Friday, May 24, 2013

AJ and EP

( A lot of this is lifted/inspired by “Remember This,” Joshua Foer, National Geographic, November 2007)
                There is a woman known in medical literature as “AJ.” She remembers almost every day in her life since she was eleven.  There is also a man known as “EP,” who remembers only his most recent thought. “My memory flows like a movie –nonstop and incontrollable” – says AJ. Her “inexhaustible memory for autobiographical details is so unprecedented and poorly understood” new medical term had to be coined for it: hyperthymestic syndrome.  EP’s memory loss was caused by the herpes simplex virus, which left two walnut size holes in his medial temporal lobes.
                There is one medial temporal lobe on each side of the brain. This space includes the hippocampus and several other regions responsible for turning our perceptions into long-term memories.  The memories are not actually stored in the hippocampus, they are located an outer layer called the neocortex, but the hippocampus is what makes them stick. EP’s hippocampus was destroyed, which means that he can perceive things, but not store them. My brain works a little differently. I perceive things and also store them, but this stored information is mixed with invented things from my subconscious. I am sure this happens with other people as well, but I believe in my brain they are more pronounced.
                There are two types of amnesia:
Anterograde - which means you can’t form new memories.
Retrograde – which means you can’t store old memories either.
                Most of us exist in a nebulous realm in between the two.  That three pound or so of wrinkled flesh attached to our spines is a weird goddamn thing. You remember useless TV trivia but can’t remember where you put your keys. What is memory? The best neuroscientists have been able to come up with is that “memory is a stored pattern of connections between neurons in the brain.” Real poetic isn’t it? There are about a hundred billion neurons, each making maybe 5,000 – 10,000 synaptic  connections with the other neurons, which makes about five hundred trillion to a thousand trillion synapses in the average adult brain. You got all that? Here’s more. Synapses are strengthened, weakened, or formed anew constantly, even when we sleep. The very physical substance of us is always changing.  Do you have a headache yet? Me too.
                Damaged memory can profoundly affect your sense of time. EP has both kinds of amnesia. He does not remember he has a memory problem. He forgets that he forgets which makes every causal slip just an annoyance. He has no real sense of time, trapped in an eternal present. He is a happy all the time presumably because there is nothing in his life that can cause him stress.  With my own memory affected, I am often struck with the perception that time is flowing way too fast around me. I am aware this is also something that everyone feels from time to time. But with me its effects past events as well – I can remember details from events in my life but not precisely when they happened. I go to bed some nights and wake up some mornings feeling as if several days have passed without my knowledge. That the memory of them is a blurry illusion my brain has cooked up for itself.
                You can also learn things unconsciously without knowing you are learning them. This is because there are two kinds of memory- declarative and non-declarative – sometimes referred to as explicit and implicit. Declarative memory is things you actually remember, like what you ate for breakfast this morning.

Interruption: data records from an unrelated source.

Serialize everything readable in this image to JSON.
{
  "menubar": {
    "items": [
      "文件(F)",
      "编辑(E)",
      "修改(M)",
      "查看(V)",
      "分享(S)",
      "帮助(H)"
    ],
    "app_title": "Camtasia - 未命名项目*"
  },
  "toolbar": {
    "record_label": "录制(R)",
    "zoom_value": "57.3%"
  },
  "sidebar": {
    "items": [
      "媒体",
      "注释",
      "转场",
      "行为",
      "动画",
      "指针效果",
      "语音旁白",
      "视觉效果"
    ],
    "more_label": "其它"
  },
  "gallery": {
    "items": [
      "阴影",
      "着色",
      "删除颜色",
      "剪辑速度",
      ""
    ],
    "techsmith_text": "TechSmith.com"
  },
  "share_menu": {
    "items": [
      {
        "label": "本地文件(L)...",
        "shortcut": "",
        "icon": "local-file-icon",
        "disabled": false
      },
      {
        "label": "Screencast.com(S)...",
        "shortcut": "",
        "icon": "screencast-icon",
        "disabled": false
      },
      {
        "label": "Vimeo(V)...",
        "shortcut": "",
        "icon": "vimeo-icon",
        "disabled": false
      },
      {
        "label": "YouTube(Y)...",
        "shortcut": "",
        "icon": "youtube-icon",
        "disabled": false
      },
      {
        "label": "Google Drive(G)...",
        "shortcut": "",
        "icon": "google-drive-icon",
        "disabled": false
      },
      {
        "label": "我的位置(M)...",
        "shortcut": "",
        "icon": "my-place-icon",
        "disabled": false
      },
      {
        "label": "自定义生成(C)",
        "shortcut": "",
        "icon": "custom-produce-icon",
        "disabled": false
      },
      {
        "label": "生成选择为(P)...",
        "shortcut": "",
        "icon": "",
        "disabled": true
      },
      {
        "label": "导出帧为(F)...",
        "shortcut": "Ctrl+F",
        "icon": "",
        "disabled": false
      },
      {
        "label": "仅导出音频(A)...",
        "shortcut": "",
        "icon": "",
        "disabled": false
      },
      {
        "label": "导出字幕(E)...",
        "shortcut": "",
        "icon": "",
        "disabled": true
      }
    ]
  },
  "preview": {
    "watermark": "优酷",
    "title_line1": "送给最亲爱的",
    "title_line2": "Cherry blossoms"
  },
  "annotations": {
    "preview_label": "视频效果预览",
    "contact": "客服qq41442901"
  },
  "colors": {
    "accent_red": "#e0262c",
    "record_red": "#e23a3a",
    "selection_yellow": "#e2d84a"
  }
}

Non-declarative memory is things you know without consciously thinking about them, like knowing how to ride a bike. Those memories don’t rely on the hippocampus to be put together and stored, they occur in completely different parts of the brain. Motor skills are learned in the cerebellum, at the base of the brain, perceptual skills in the neocortex, habit learning in the brain’s center.
                Most of the metaphors we use to describe memory suggest mechanical accuracy, but memory doesn’t really work that way. If you were to use an electrical probe to touch parts of the temporal lobe in a person, that person would describe vivid experiences that would resemble recollections, but they are actually closer to fantasies or hallucinations than to memories.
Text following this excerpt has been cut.